According to experts, if Medtronic settles the current shareholders’ suit without admitting wrongdoing, the chances of injured Infuse patients proving fraud becomes very difficult.
It is ironic that injured patients’ road to the courthouse is blocked, while Medtronic has paid millions in settlements over the Infuse product to shareholders, whistle blowers, and the federal government. Shareholders who sued Medtronic over Infuse in 2008 received an $85 million settlement in 2012. Medtronic admitted no wrongdoing.
New Shareholder Law Suit
The new shareholders case, brought in 2013 by the West Virginia Pipe Trades Health and Welfare Fund, the Hawaii state Employees’ Retirement System, and Union Asset Management Holding AG, relies heavily on disclosures in a 2012 report by the U.S. Senate Finance Committee, a 2011 issue of the Spine Journal and a 2013 reinterpretation of Infuse research data by the Yale University Open Data Access Project.
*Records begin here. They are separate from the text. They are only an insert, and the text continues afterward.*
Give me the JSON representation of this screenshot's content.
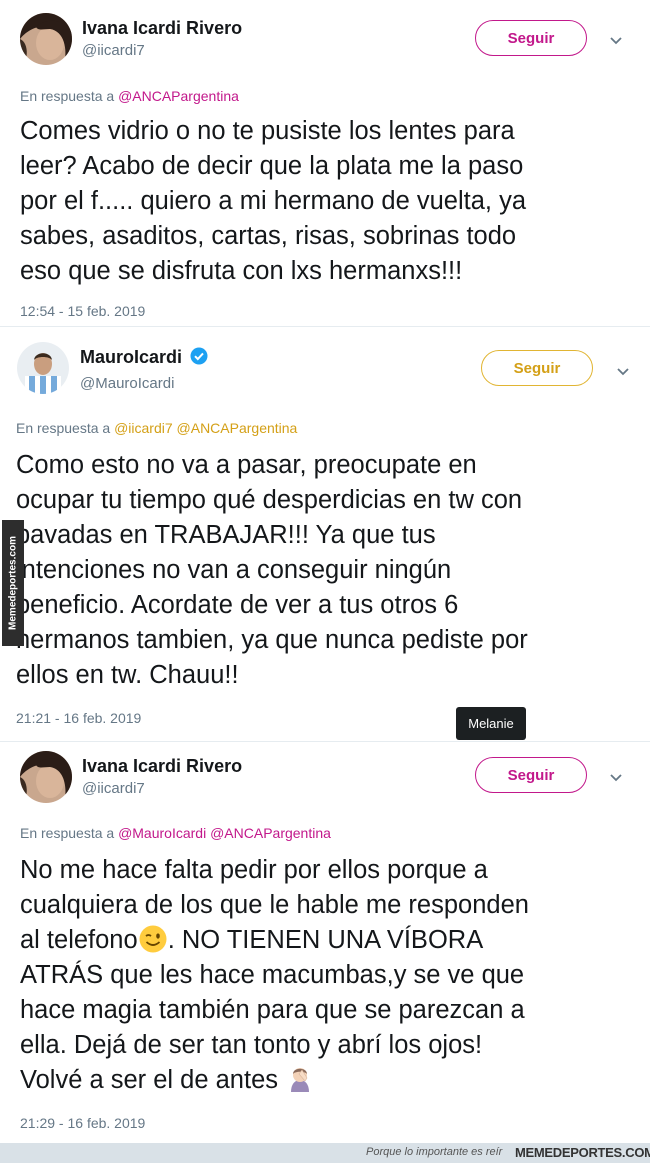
{
  "tweets": [
    {
      "name": "Ivana Icardi Rivero",
      "handle": "@iicardi7",
      "follow_label": "Seguir",
      "reply_prefix": "En respuesta a",
      "reply_mentions": "@ANCAPargentina",
      "lines": [
        "Comes vidrio o no te pusiste los lentes para",
        "leer? Acabo de decir que la plata me la paso",
        "por el f..... quiero a mi hermano de vuelta, ya",
        "sabes, asaditos, cartas, risas, sobrinas todo",
        "eso que se disfruta con lxs hermanxs!!!"
      ],
      "timestamp": "12:54 - 15 feb. 2019"
    },
    {
      "name": "MauroIcardi",
      "verified": true,
      "handle": "@MauroIcardi",
      "follow_label": "Seguir",
      "reply_prefix": "En respuesta a",
      "reply_mentions": "@iicardi7 @ANCAPargentina",
      "lines": [
        "Como esto no va a pasar, preocupate en",
        "ocupar tu tiempo qué desperdicias en tw con",
        "pavadas en TRABAJAR!!! Ya que tus",
        "intenciones no van a conseguir ningún",
        "beneficio. Acordate de ver a tus otros 6",
        "hermanos tambien, ya que nunca pediste por",
        "ellos en tw. Chauu!!"
      ],
      "timestamp": "21:21 - 16 feb. 2019"
    },
    {
      "name": "Ivana Icardi Rivero",
      "handle": "@iicardi7",
      "follow_label": "Seguir",
      "reply_prefix": "En respuesta a",
      "reply_mentions": "@MauroIcardi @ANCAPargentina",
      "lines": [
        "No me hace falta pedir por ellos porque a",
        "cualquiera de los que le hable me responden",
        "al telefono",
        ". NO TIENEN UNA VÍBORA",
        "ATRÁS que les hace macumbas,y se ve que",
        "hace magia también para que se parezcan a",
        "ella. Dejá de ser tan tonto y abrí los ojos!",
        "Volvé a ser el de antes"
      ],
      "timestamp": "21:29 - 16 feb. 2019"
    }
  ],
  "tooltip": "Melanie",
  "watermark_side": "Memedeportes.com",
  "footer": {
    "slogan": "Porque lo importante es reír",
    "brand": "MEMEDEPORTES.COM"
  },
  "colors": {
    "follow_pink": "#c2188b",
    "follow_gold": "#e1b533",
    "verified": "#1da1f2",
    "meta_gray": "#657786"
  },
  "icons": [
    "chevron-down-icon",
    "verified-badge-icon",
    "wink-emoji",
    "facepalm-emoji"
  ]
}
All of these studies reveal that Infuse was no better or safer than traditional forms of treatment, despite research that claimed otherwise by doctors who had been paid millions by Medtronic. In addition, the Senate found that some studies had been selectively edited at times by Medtronic’s marketing department to downplay problems.
Shezad Malik is an Internal Medicine and Cardiology specialist, a Texas Medical Doctor (retired) and Defective Medical Device and Dangerous Drug Attorney. Dr. Shezad Malik Law Firm has offices based in Fort Worth and Dallas and represents people who have suffered catastrophic and serious personal injuries including wrongful death, caused by the negligence or recklessness of others.
2 Comments
Tate Johnson
Thanks for the great update Dr. Malik. This really provides a nice overview of the interplay between the personal injury case and the shareholder case and how one can affect the other. For those of us following this and many other litigations, your updates are extremely helpful.
john
Good news; maybe now the people who were harmed by infuse will get their justice; Goverment, stock holders, and whistle blowers all got their justice. Everyone making profits off my pain and suffering.